What EU green wipeout means for climate

Collectively, the green parties across the EU have suffered the biggest loses in the recent European Parliament elections as the political pendulum swings to the right.

What this may mean for existing climate targets is unclear, but what is clear is that there are unlikely to be many new targets or tightening of these as ‘left’ centralist parties seek to minimise the damage caused by policies that the ‘right’ centralists have exploited as harmful to the cost of living.

France, Germany and Italy are among the major economies where climate goals, inflation, immigration and financial insecurity have left census on climate, Ukraine and further integration in pieces.

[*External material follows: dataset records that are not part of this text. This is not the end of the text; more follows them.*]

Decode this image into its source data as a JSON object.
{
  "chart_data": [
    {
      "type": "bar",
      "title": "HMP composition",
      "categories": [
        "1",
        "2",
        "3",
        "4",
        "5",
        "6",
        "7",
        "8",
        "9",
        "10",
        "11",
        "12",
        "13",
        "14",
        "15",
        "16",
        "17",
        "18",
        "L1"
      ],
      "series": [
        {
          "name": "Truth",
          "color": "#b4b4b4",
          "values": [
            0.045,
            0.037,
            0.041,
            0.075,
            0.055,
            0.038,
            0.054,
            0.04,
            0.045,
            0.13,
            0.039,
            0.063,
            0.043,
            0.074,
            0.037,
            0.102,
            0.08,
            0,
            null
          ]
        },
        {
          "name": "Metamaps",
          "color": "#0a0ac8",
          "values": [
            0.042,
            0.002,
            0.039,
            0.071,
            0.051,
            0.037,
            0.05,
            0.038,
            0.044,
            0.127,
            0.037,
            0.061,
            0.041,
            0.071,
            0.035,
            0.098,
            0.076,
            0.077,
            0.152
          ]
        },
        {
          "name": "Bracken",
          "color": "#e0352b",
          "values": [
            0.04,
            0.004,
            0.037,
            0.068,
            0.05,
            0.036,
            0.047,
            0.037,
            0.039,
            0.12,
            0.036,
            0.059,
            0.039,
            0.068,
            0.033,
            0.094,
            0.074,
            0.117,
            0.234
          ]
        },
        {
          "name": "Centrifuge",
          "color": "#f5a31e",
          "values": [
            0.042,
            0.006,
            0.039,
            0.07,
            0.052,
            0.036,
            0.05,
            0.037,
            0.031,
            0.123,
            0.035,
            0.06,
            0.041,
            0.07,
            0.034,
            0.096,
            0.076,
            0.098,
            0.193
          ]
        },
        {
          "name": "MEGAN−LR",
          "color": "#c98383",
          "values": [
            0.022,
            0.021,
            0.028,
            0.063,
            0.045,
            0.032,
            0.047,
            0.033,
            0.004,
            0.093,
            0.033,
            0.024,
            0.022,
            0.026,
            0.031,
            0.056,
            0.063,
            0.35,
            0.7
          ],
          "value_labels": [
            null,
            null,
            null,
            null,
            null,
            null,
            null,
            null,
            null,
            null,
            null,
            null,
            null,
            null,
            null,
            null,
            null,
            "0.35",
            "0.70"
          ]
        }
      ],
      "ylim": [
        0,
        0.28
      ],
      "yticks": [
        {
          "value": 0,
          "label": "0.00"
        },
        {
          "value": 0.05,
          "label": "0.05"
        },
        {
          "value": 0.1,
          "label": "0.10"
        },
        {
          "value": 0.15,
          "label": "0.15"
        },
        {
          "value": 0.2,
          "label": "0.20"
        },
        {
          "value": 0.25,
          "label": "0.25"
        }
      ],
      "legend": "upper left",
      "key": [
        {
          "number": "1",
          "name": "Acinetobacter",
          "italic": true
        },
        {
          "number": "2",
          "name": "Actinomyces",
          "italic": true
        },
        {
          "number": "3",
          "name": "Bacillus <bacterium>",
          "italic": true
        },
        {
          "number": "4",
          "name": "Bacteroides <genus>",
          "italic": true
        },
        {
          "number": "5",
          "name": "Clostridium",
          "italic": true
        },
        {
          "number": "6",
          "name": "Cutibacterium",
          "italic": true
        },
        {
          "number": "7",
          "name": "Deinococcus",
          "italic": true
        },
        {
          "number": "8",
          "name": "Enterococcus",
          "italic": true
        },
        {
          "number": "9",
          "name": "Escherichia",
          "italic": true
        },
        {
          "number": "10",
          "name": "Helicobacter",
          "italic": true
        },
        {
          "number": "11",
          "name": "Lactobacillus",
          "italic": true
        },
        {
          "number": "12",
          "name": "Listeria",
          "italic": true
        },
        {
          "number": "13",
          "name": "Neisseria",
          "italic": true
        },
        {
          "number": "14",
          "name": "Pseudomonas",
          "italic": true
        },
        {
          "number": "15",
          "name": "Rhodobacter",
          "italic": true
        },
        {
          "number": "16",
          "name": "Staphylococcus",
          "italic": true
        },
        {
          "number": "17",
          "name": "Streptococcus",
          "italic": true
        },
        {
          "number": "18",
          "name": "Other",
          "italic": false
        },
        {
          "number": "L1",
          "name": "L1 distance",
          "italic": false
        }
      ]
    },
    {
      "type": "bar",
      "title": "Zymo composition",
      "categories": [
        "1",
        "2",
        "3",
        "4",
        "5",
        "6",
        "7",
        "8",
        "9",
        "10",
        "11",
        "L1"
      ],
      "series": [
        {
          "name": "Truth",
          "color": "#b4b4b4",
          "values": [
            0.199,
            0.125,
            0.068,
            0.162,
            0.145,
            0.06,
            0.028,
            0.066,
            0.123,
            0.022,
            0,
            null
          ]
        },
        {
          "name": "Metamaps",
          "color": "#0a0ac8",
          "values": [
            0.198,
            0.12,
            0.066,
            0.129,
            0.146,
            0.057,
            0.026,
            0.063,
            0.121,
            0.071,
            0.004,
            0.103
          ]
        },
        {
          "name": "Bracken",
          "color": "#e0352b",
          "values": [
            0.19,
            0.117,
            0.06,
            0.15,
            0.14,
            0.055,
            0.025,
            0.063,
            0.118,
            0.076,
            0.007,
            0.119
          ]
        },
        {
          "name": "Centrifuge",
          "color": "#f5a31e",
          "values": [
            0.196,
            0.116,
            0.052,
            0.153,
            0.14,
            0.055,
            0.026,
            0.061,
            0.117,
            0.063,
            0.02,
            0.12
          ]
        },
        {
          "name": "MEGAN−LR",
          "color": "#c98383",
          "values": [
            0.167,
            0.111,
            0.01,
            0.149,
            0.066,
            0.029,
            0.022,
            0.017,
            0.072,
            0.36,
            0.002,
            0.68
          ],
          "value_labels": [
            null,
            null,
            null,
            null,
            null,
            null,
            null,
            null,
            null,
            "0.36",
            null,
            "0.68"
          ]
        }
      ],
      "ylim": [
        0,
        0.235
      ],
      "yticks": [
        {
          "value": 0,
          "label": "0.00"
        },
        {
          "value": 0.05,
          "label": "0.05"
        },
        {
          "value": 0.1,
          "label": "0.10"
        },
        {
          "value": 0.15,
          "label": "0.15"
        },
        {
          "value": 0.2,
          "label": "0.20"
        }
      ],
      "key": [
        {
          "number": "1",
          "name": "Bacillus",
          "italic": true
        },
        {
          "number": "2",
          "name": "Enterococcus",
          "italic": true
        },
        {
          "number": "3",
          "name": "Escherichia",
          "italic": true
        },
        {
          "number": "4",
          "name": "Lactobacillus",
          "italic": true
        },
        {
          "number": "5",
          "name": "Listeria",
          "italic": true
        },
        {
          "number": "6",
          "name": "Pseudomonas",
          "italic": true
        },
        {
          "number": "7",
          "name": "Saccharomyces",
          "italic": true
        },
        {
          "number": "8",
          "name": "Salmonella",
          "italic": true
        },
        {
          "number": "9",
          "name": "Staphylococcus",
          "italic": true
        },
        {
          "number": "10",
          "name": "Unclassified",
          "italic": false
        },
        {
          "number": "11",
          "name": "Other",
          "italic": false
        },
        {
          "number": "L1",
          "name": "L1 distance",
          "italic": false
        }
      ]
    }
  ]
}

In Germany Olaf Scholz's Social Democrats were heavily defeated and he has faced calls to resign, but he has ruled out holding early elections. France is preparing for a snap election after President Emmanuel Macron dissolved parliament in response to a significant move by voters to the National Rally. Italy, of course, already has a right of centre government, but it too benefitted.

The European Parliament election results are meant to have no effect on national governments, but they do, in the same way local elections are used to send messages and judge public mood.

And it must be remembered that this is politics, and although some left and central left parties hope to form alliances and deals to maintain some grip on power, the mood of the voters will not be ignored, both across the bloc and nationally. Even as these parties spin the elections in ways only politicians can.

Perhaps he most telling result was success for the new Motorists party, campaigning against the EU’s Green Deal on measures on climate change and sustainability. A foretaste of things to come across the Channel?